An online survey conducted by Common Sense Media and SurveyMonkey compiled information from 884 teens ages 14-17 and 3,282 parents of teens. More than half of parents with teens report that they are “extremely” or “very aware” of what their kids are doing online.

Just 15 percent of teens actually believe that their parents monitor their social media usage, while 26 percent of parents say they track, follow and check in with their teens. 

"There’s a pretty big difference between parents who say they know and what kids say parents know," said Michael Robb, director of research for Common Sense Media, according to USA Today.

Routers can be used as a tool to monitor what websites are being visited and there are apps that allow parents to access call longs and text message records. 

"You have to really ask yourself what you think you’re going to learn by covertly monitoring your kid," said Devorah Hunter, author of Screenwise: Helping Kids Thrive (and Survive) In Their Digital World, courtesy of USA Today. "What’s your plan of action if you see something that concerns you?"
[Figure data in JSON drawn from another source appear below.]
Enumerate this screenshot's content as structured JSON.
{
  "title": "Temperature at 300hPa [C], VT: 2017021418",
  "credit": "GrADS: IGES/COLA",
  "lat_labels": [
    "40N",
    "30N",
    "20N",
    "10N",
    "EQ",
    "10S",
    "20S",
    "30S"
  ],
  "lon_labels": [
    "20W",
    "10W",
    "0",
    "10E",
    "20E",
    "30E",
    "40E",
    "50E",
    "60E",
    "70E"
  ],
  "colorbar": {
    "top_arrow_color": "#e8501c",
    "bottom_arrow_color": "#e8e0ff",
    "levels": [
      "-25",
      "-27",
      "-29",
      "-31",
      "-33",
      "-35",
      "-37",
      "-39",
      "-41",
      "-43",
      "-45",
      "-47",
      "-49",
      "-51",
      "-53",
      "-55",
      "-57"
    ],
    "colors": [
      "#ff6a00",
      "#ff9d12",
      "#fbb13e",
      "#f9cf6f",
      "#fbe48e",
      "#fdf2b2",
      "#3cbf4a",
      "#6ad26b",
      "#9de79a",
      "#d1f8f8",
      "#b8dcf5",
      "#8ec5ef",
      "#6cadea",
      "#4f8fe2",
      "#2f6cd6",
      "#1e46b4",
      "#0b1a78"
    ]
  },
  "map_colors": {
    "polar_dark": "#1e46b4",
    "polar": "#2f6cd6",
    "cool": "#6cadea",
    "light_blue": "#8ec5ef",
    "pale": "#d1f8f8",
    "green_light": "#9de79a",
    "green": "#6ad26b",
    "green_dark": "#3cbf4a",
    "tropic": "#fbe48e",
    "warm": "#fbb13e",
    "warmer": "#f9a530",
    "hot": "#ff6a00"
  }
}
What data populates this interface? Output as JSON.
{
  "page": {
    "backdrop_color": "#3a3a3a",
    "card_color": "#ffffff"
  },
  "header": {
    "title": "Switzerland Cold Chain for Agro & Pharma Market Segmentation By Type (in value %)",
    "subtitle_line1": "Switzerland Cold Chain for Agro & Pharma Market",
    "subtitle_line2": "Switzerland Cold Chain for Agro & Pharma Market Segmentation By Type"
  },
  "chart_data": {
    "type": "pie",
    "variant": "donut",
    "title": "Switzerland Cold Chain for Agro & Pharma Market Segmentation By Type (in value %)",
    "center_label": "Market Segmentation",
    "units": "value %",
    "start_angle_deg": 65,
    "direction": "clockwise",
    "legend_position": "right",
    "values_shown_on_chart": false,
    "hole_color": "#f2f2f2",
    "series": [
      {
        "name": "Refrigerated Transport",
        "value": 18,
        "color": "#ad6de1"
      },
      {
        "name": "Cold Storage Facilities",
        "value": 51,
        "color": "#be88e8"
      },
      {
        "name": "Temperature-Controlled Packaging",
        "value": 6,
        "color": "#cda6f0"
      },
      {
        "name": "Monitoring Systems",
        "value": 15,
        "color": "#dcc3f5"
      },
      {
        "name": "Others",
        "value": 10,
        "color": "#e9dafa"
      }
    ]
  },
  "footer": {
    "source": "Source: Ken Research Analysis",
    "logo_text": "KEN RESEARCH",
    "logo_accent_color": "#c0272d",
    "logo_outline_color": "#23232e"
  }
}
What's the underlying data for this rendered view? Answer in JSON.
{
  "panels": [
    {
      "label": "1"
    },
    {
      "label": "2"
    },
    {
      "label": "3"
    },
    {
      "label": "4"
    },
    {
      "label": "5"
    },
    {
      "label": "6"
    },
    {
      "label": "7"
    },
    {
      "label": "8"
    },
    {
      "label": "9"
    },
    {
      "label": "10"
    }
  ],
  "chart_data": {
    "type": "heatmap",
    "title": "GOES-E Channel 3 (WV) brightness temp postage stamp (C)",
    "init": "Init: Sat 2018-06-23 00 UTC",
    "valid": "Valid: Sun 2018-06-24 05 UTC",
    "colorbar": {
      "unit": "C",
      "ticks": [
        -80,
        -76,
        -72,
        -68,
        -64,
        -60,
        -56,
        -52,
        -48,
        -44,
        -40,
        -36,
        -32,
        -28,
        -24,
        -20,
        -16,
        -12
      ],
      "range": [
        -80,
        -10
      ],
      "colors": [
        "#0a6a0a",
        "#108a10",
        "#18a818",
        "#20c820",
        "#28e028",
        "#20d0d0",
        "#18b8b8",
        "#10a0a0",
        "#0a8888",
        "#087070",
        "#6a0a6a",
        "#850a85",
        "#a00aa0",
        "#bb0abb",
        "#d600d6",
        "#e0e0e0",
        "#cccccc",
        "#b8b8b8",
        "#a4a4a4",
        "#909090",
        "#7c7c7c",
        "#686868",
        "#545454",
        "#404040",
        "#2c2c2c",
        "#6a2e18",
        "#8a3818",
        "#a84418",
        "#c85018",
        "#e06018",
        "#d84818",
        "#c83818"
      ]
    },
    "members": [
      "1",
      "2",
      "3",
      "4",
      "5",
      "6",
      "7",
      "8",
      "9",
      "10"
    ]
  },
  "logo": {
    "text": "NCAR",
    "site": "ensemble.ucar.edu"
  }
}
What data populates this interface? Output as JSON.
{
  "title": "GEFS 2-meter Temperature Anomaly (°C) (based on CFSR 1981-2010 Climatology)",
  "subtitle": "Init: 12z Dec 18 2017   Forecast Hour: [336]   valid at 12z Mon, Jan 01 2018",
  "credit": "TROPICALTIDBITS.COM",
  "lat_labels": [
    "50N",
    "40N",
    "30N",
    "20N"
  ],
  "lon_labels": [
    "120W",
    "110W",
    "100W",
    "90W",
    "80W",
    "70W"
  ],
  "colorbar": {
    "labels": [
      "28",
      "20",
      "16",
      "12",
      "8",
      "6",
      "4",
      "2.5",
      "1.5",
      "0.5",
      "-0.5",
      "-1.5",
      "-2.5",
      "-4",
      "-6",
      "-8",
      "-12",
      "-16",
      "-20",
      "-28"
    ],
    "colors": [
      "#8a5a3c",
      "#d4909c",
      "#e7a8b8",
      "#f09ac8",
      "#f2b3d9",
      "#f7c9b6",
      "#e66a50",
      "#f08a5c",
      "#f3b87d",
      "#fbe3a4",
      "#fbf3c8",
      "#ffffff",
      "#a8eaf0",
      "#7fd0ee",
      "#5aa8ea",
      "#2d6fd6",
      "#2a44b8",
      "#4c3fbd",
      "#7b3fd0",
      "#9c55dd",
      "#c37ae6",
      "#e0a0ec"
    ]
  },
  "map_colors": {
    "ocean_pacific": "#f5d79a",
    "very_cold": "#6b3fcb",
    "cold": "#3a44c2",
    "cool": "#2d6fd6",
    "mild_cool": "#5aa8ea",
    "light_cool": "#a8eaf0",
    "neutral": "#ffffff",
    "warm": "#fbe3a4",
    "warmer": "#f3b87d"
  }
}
Snapchat is the app parents are most worried about. Whether this is due to photos and videos lasting just seconds, or the disappearing message history, was not included in the study. Nevertheless, the numbers were far higher than Facebook. Twenty-nine percent of parents are concerned about their teens Snapchat usage while just 16 percent were worried about Facebook.

Snapchat and Instagram engagement for teens has surpassed Facebook and Twitter. Three-quarters of teens use Instagram and Snapchat, while only half use Facebook and Twitter. 

What teen children are doing online is not a concern, though, for all parents. Twenty percent say “no apps and websites are concerning.”